Analysts predict a $100 billion to $1 trillion price tag for the Mars mission. NASA's 2016 budget is $19.3 billion, hardly a modest sum, but the cost of the Mars venture would outstrip it, Justin Bachman wrote for to Bloomberg.
That is a large price tag for a NASA mission in America's post-Cold War space exploration budget, but the lack of a space race could actually prove an advantage if it led to savvy compromise on cost among governments and the private sector.
“I think everyone expects that a multinational coalition is going to be involved at some level,” Casey Dreier, advocacy director for the Planetary Society, a nonprofit that promotes space exploration, told Bloomberg.
The European Space Agency (ESA) may not want to send its own spacecraft to Mars, but it is not averse to collaboration with NASA that "will actually lead to having a European astronaut on a future space mission,” Nico Dettmann, head of ESA's development department, told Bloomberg at a collaborative event for the Orion program Nov. 30.
Orion is NASA's deep-space manned space project – a stepping stone to a Mars mission – that the agency plans to spend $6.77 billion on from 2015 to 2033 to build two new capsules. The ESA covered the $470 million-plus tab to build the initial module, with the work performed by Airbus Group in Europe.
Russia and China are also space-capable and could help sponsor a Mars mission. But Russia is reducing space spending, and the US has had trouble partnering with China in space. China has been barred from the International Space Station since 2011, when the IS Congress passed a law prohibiting official American contact with the Chinese space program due to concerns about national security, notes Time.com.
Any deals with international powers could also make it harder for President Obama's successor – or the president after that – from deciding that missions to Neptune or moon colonies serve the nation's interests better than a manned Mars mission.
"NASA isn’t going anywhere without private and international partners," Eric Berger wrote for The Houston Chronicle. "It simply can’t begin to afford an Apollo-like, go-it-alone, brute force mission to Mars."
Foreign governments and their deep pockets are an important option to consider, but the private sector may also become a key player. Several companies are rapidly coming up to speed on what it takes to launch a spacecraft, and they may be able to do it more cheaply than NASA or the ESA by NASA's 2030 mission goal.
The 2015 launch – and more importantly, safe landing – of a reusable rocket by SpaceX (and a test launch by Blue Origin) represent options for less expensive space travel.
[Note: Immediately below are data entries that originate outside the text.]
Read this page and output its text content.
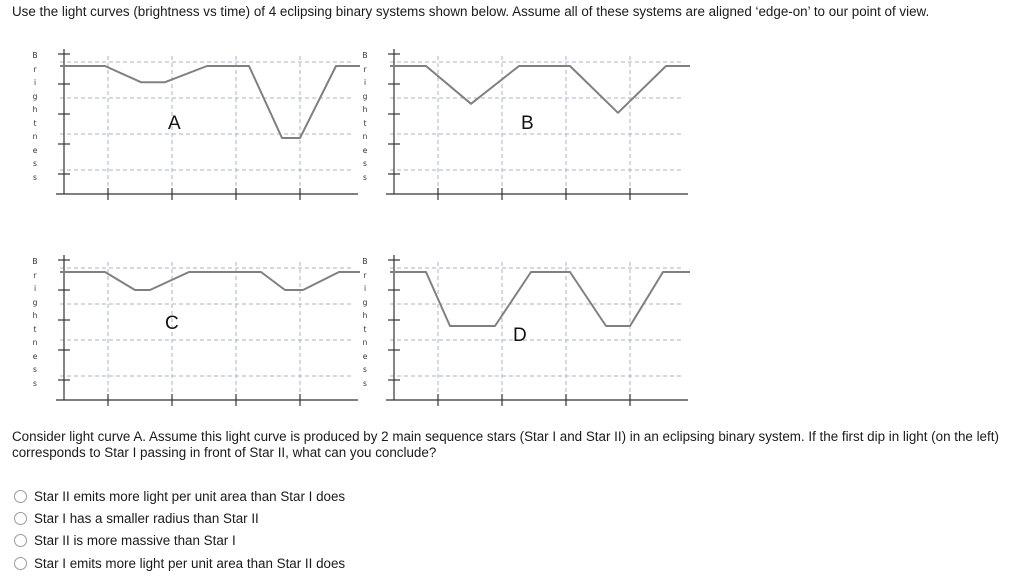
Use the light curves (brightness vs time) of 4 eclipsing binary systems shown below. Assume all of these systems are aligned ‘edge-on’ to our point of view.
B
r
i
g
h
t
n
e
s
s
A
B
r
i
g
h
t
n
e
s
s
B
B
r
i
g
h
t
n
e
s
s
C
B
r
i
g
h
t
n
e
s
s
D
Consider light curve A. Assume this light curve is produced by 2 main sequence stars (Star I and Star II) in an eclipsing binary system. If the first dip in light (on the left) corresponds to Star I passing in front of Star II, what can you conclude?
Star II emits more light per unit area than Star I does
Star I has a smaller radius than Star II
Star II is more massive than Star I
Star I emits more light per unit area than Star II does
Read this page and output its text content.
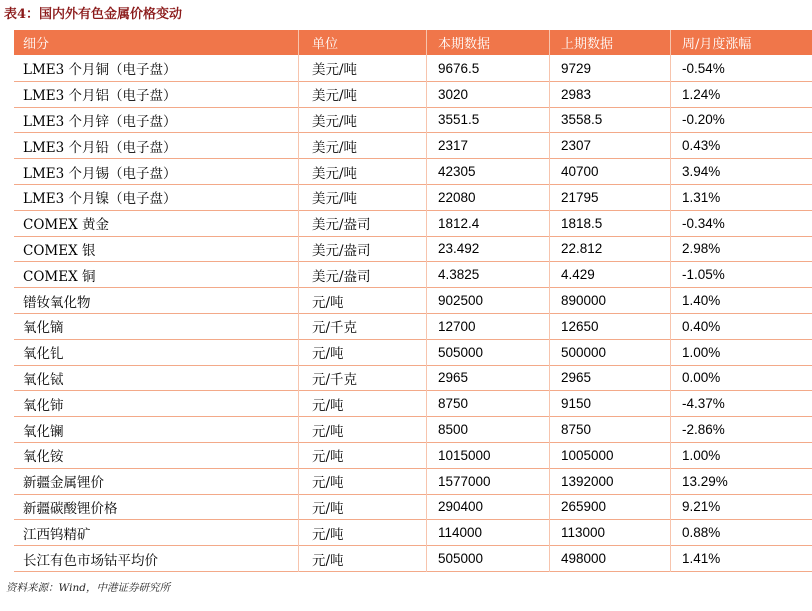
表4：国内外有色金属价格变动
细分	单位	本期数据	上期数据	周/月度涨幅
LME3 个月铜（电子盘）	美元/吨	9676.5	9729	-0.54%
LME3 个月铝（电子盘）	美元/吨	3020	2983	1.24%
LME3 个月锌（电子盘）	美元/吨	3551.5	3558.5	-0.20%
LME3 个月铅（电子盘）	美元/吨	2317	2307	0.43%
LME3 个月锡（电子盘）	美元/吨	42305	40700	3.94%
LME3 个月镍（电子盘）	美元/吨	22080	21795	1.31%
COMEX 黄金	美元/盎司	1812.4	1818.5	-0.34%
COMEX 银	美元/盎司	23.492	22.812	2.98%
COMEX 铜	美元/盎司	4.3825	4.429	-1.05%
镨钕氧化物	元/吨	902500	890000	1.40%
氧化镝	元/千克	12700	12650	0.40%
氧化钆	元/吨	505000	500000	1.00%
氧化铽	元/千克	2965	2965	0.00%
氧化铈	元/吨	8750	9150	-4.37%
氧化镧	元/吨	8500	8750	-2.86%
氧化铵	元/吨	1015000	1005000	1.00%
新疆金属锂价	元/吨	1577000	1392000	13.29%
新疆碳酸锂价格	元/吨	290400	265900	9.21%
江西钨精矿	元/吨	114000	113000	0.88%
长江有色市场钴平均价	元/吨	505000	498000	1.41%
资料来源：Wind，中港证券研究所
Reusing expensive rocket parts to fly another day has been a NASA goal for 30 years, but private companies are finding ways to do it.
This proves that American excitement about Mars could give companies the interest and flexibility to contribute to a Mars mission. There is evidence that space enthusiasts such as Elon Musk and Jim Bezos are already be thinking in that direction, wrote The Christian Science Monitor's Pete Spotts:
Privately-owned aerospace companies owned by wealthy visionaries are taking up the challenge, free of Wall Street demands for quick returns on investment or of the intense scrutiny of annual federal budget cycles. SpaceX founder and chief designer, Elon Musk, has indicated that reusable rockets could cut the cost per pound to between $10 and $500 per pound, depending on the number of launches a year.
It wouldn't be another space race, but NASA might fly to Mars less expensively with the good wishes – and cash – of other nations and private companies.